Хорошенькое личико Нины Марковны слегка омрачилось, брови сдвинулись и верхняя губа вздрогнула. Она, видимо, сдерживала свое неудовольствие и пытливо смотрела в глаза Скворцова, точно спрашивая: лжет он или нет?

- Честное слово, в клубе, - поспешил повторить молодой человек.

- Да мне разве не все равно, где вы были? - с раздражением заметила адмиральша, отворачиваясь, и, обращаясь к мужу, сказала:

- Чудные дни, Ванечка, стоят... Пора бы и на дачу...

- Конечно, пора... Хочешь завтра переехать?..

- А как же ты?

- Я тоже дня через три на корабль переберусь, Ниночка. Буду приезжать, пока не уйдем. Да вот и Николая Алексеича просил погостить у нас на даче... Что ему делать-то в городе?.. По крайней мере подышит свежим воздухом... Не бойтесь, Ниночка не стеснит вас... Можете, когда угодно, уезжать в Петербург, слушать венгерок, Николай Алексеич. Они ему очень понравились, Ниночка... Он рассказывал, как третьего дня в Аркадии их слушал... Попроси и ты его, Ниночка, а то он стесняется...
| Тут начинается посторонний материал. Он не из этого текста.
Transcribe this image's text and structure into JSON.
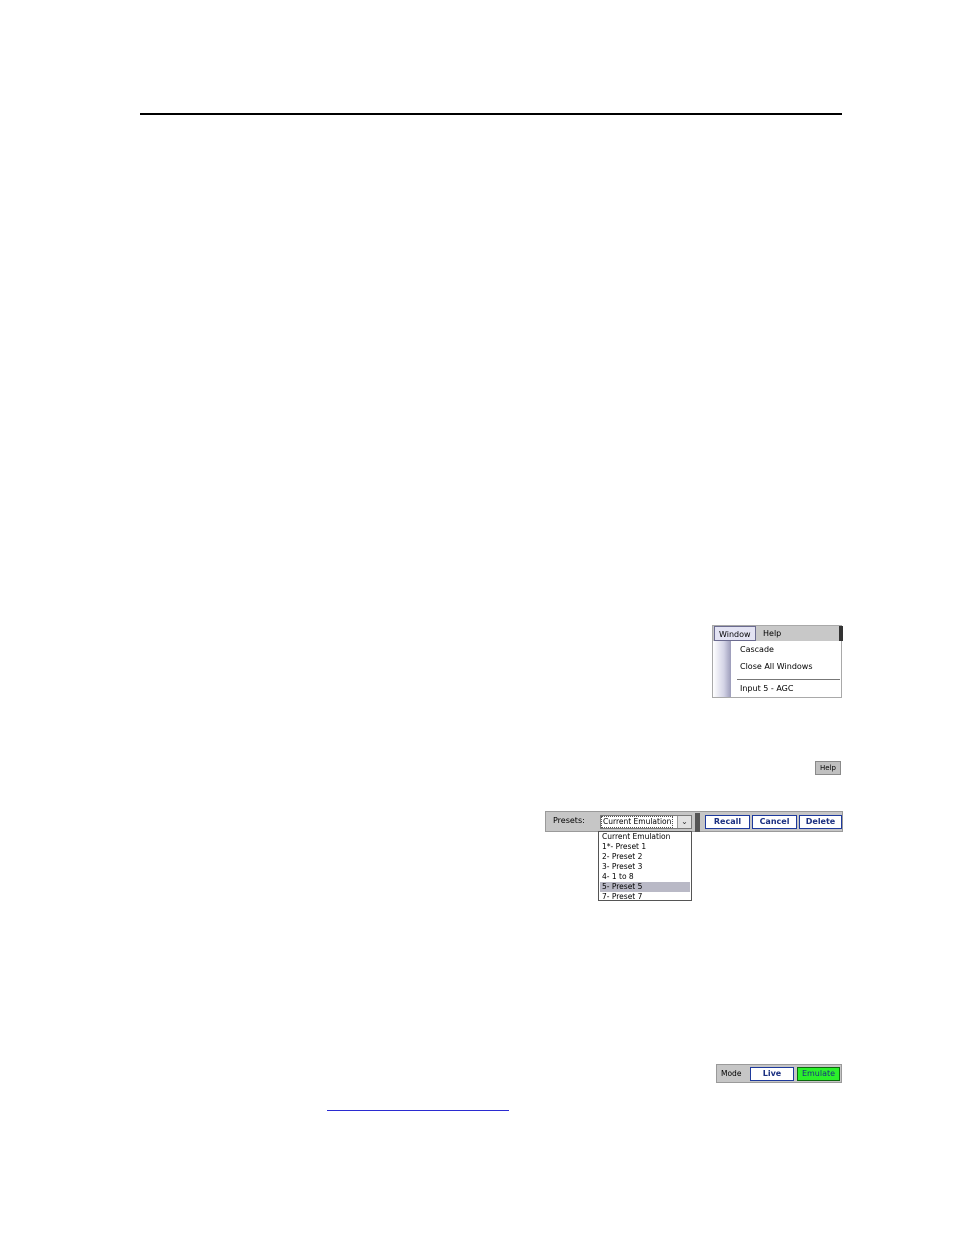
{
  "window_menu": {
    "menus": [
      "Window",
      "Help"
    ],
    "items": [
      "Cascade",
      "Close All Windows",
      "Input 5 - AGC"
    ]
  },
  "help_button": {
    "label": "Help"
  },
  "presets": {
    "label": "Presets:",
    "selected_value": "Current Emulation",
    "buttons": {
      "recall": "Recall",
      "cancel": "Cancel",
      "delete": "Delete"
    },
    "options": [
      "Current Emulation",
      "1*- Preset 1",
      "2- Preset 2",
      "3- Preset 3",
      "4- 1 to 8",
      "5- Preset 5",
      "7- Preset 7"
    ],
    "highlighted_option": "5- Preset 5"
  },
  "mode": {
    "label": "Mode",
    "live_label": "Live",
    "emulate_label": "Emulate",
    "active_color": "#2bf02b"
  }
}
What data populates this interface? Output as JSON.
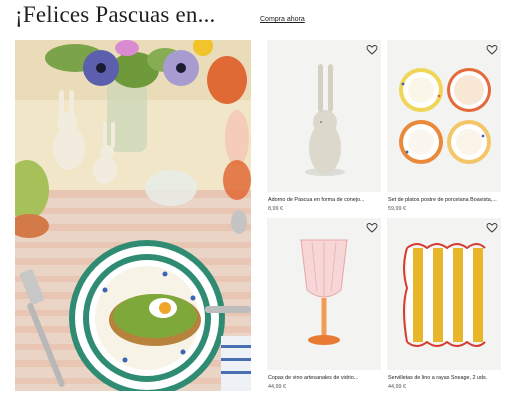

- Что ж, милости просим, Николай Алексеич... Ванечка прав: я не буду вашей тюремщицей, на этот счет можете быть покойны.

Скворцов поблагодарил и сказал, что воспользуется приглашением.



- Ну, вот и отлично; а теперь, Ниночка, угости его кофе. Он до него охотник, а мне надо скоро на корабль.

Адмиральша с молодым человеком ушли, и адмирал тотчас же принялся писать письмо к министру, убедительно прося его назначить Скворцова на "Грозный" и расхваливая лейтенанта, как отличного офицера.

"А как она его любит!" - промолвил адмирал, запечатывая письмо своей большой гербовой печатью, и грустно вздохнул.

IX

Через два дня после объяснения с адмиралом, Скворцова потребовали в экипаж. Экипажный командир, высокий, плотный брюнет, лет пятидесяти, объявил, что Скворцова вызывают телеграммой немедленно явиться в главный штаб.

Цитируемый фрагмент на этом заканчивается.